L'élan révolutionnaire.

• Il est clair que c'est la Révolution française qui marque un changement décisif en incarnant la nation dans le seul tiers état, appelé par Sieyès à « devenir tout ». Aussi la souveraineté est-elle transférée du roi à la nation. La Révolution définit le principe des nationalités et un nouveau mode de relations internationales, dans lequel les nations - comme les individus - sont libérées de l'oppression et jouissent d'un droit naturel à leur épanouissement et à leur affirmation. En outre, la Révolution précise, sous la Convention, les obligations qui s'imposent en vertu du principe nouveau : elle décide d'accorder « fraternité et secours à tous les peuples qui voudront recouvrer leur liberté » (19 novembre 1792). Par ce biais s'insinue une forme de nationalisme hégémonique. Enfin, avec la levée en masse, est inauguré un nouveau type de guerre, qui mobilise toute la jeunesse et toutes les forces de la nation. C'est pourquoi un adversaire de la Révolution française, comme l'abbé Barruel, a stigmatisé, sous le vocable de « nationalisme », ce changement intervenu dans les rapports entre les nations. Il est vrai qu'un nationalisme oppressif en est la conséquence et, qu'il est à l'origine, sous l'Empire, de l'éveil des nationalismes prussien et espagnol.

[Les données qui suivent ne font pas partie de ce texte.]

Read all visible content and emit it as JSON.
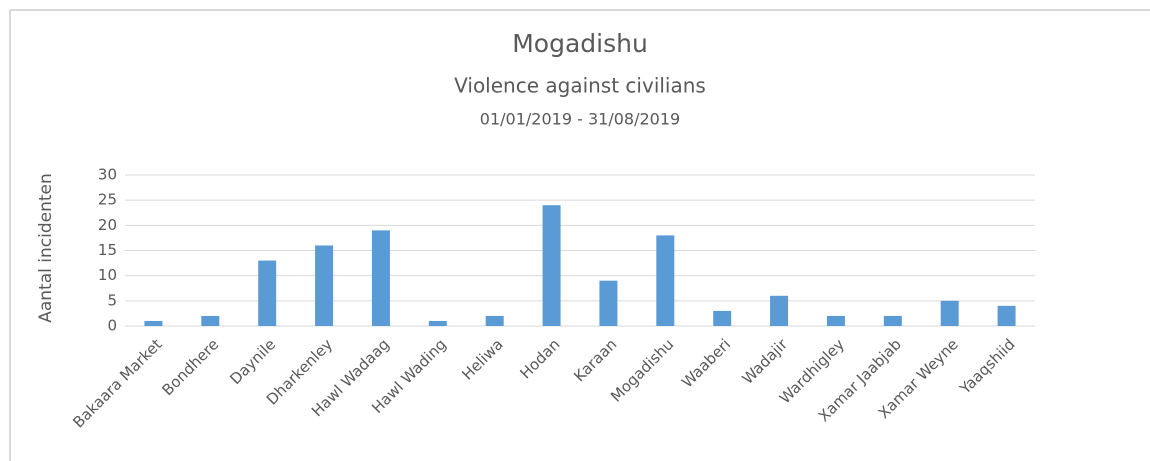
{
  "chart_data": {
    "type": "bar",
    "title": "Mogadishu",
    "subtitle": "Violence against civilians",
    "date_range": "01/01/2019 - 31/08/2019",
    "y_label": "Aantal incidenten",
    "categories": [
      "Bakaara Market",
      "Bondhere",
      "Daynile",
      "Dharkenley",
      "Hawl Wadaag",
      "Hawl Wading",
      "Heliwa",
      "Hodan",
      "Karaan",
      "Mogadishu",
      "Waaberi",
      "Wadajir",
      "Wardhigley",
      "Xamar Jaabjab",
      "Xamar Weyne",
      "Yaaqshiid"
    ],
    "values": [
      1,
      2,
      13,
      16,
      19,
      1,
      2,
      24,
      9,
      18,
      3,
      6,
      2,
      2,
      5,
      4
    ],
    "color": "#5b9bd5",
    "ylim": [
      0,
      30
    ],
    "yticks": [
      0,
      5,
      10,
      15,
      20,
      25,
      30
    ],
    "grid": true
  }
}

Le retour de l'ordre dynastique au congrès de Vienne (1815), fondé sur la restauration du principe de légitimité monarchique et le rejet du droit des peuples, n'éteint pas les revendications nationales : en 1830, comme en 1848, les insurgés se battent autant pour la démocratie que pour une politique extérieure hardie, favorable au principe des nationalités. Napoléon III se fait le champion de ce principe et le garant d'un nouvel ordre européen, ce qui lui vaut un immense prestige, au moins dans les classes populaires urbaines.

La blessure de Sedan.

• La guerre franco-allemande de 1870, marquée par une sorte de première « union sacrée » lors de la mobilisation, puis par l'épreuve de l'occupation d'une partie du territoire et du siège de Paris, est à l'origine d'une mutation décisive du sentiment national. Il n'est pas surprenant que la défaite ait provoqué une véritable crise de l'identité nationale. La force du modèle prussien devient considérable et l'opinion, en plein désarroi, connaît « la crise allemande de la pensée française » (Claude Digeon). Quelles valeurs faut-il transmettre pour que la France retrouve sa place en Europe et dans le monde ? Michelet indique à la France ce chemin : il lui faut prendre la tête d'une croisade contre la Prusse et redevenir le « guide de l'humanité » (la France devant l'Europe, 1871).